Business Rule Enforcement:
- Rigorously enforces business rules for subnets, such as ensuring that no single actor controls too many nodes and that geographic diversity is maintained.
- The check_business_rules method validates subnet configurations against these rules, issuing penalties for non-compliance that affect node selection during optimizations.

Detailed Logic and Features:¶

Deterministic Node Selection:
- Ensures that node selection, even when randomized, is deterministic based on the current subnet state. This guarantees that identical inputs yield identical results, crucial for maintaining consistency in a distributed network.
Penalties and Score Comparisons:
- Nodes are evaluated based on penalties associated with violating business rules, and these penalties influence the selection of nodes during optimization. The code carefully balances penalties with the need to maximize the Nakamoto Coefficient.
Handling of Critical Subnets:
- Critical subnets, such as those managing key infrastructure like the NNS, receive special attention during the healing process. The code ensures that these subnets are kept robust and decentralized, minimizing risks of centralization.
Feature Mapping and Evaluation:
- Nodes are categorized by features (e.g., geographic location, data center ownership), and the code evaluates how changes to these features affect the overall decentralization of the network.

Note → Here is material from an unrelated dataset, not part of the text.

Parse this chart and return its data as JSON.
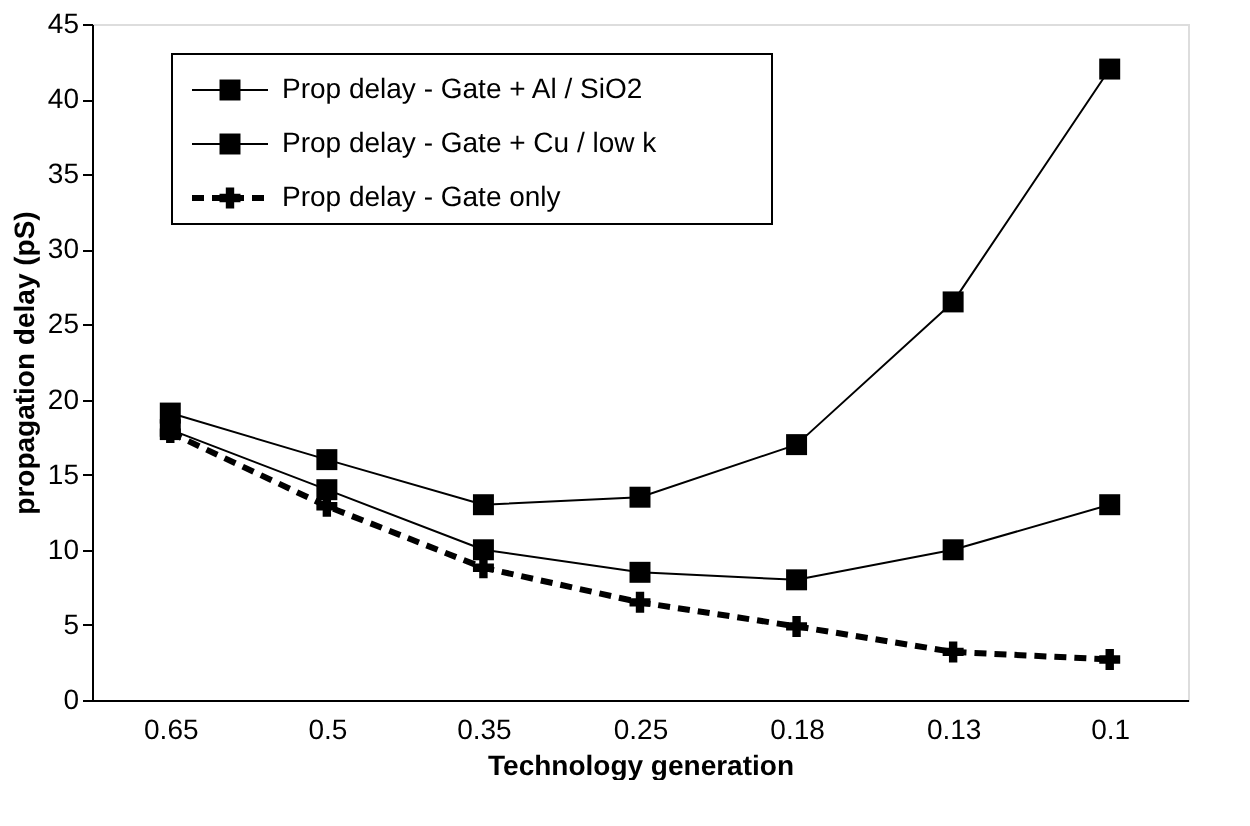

Subnet Health and Node Removal¶

The src/subnets.rs file focuses on managing the health and removal of nodes within subnets. Here's a detailed breakdown:

Functions and Structures:¶

unhealthy_with_nodes Function:
- Identifies subnets that contain unhealthy nodes. It takes a map of subnets and node health statuses, returning a map where each entry is a subnet ID and a list of unhealthy nodes within that subnet.
NodesRemover Struct:
- Manages the removal of nodes from the network based on various criteria.
Key Fields:
- no_auto: Disables automatic node removal.
- remove_degraded: Determines whether to remove nodes marked as degraded, in addition to dead nodes.
- extra_nodes_filter: A list of criteria to filter additional nodes for removal.
- exclude: A list of features to exclude certain nodes from removal.
- motivation: The reason or motivation for node removal.
remove_nodes Method:
- Processes the removal of nodes from the network based on the criteria set in the struct.
- Filters nodes based on their health status, subnet association, and whether they match specific filters or exclusion lists.
- Nodes are removed for reasons such as being unhealthy, duplicates, or matching specific filters.

Detailed Analysis:¶

Node Health Management:
- The unhealthy_with_nodes function is essential for maintaining the health of the network by identifying and isolating unhealthy nodes within subnets. This function is likely used in broader network management routines to ensure subnets are composed of healthy nodes.
Node Removal Process:
- The NodesRemover struct is designed to handle the complex process of node removal, allowing flexibility in what nodes are removed and why. By incorporating filters, exclusions, and health checks, this struct ensures node removal is performed in a controlled and justified manner.
- The remove_nodes method is particularly robust, handling various scenarios where nodes might need removal, including automatic removal based on health status, exclusion of specific nodes, and custom filtering.
Flexibility and Customization:
- The file provides a high degree of customization in managing node health and removal, crucial for maintaining the overall health and decentralization of the network. The ability to filter, exclude, and motivate node removal allows network administrators to tailor the node management process to specific needs and conditions.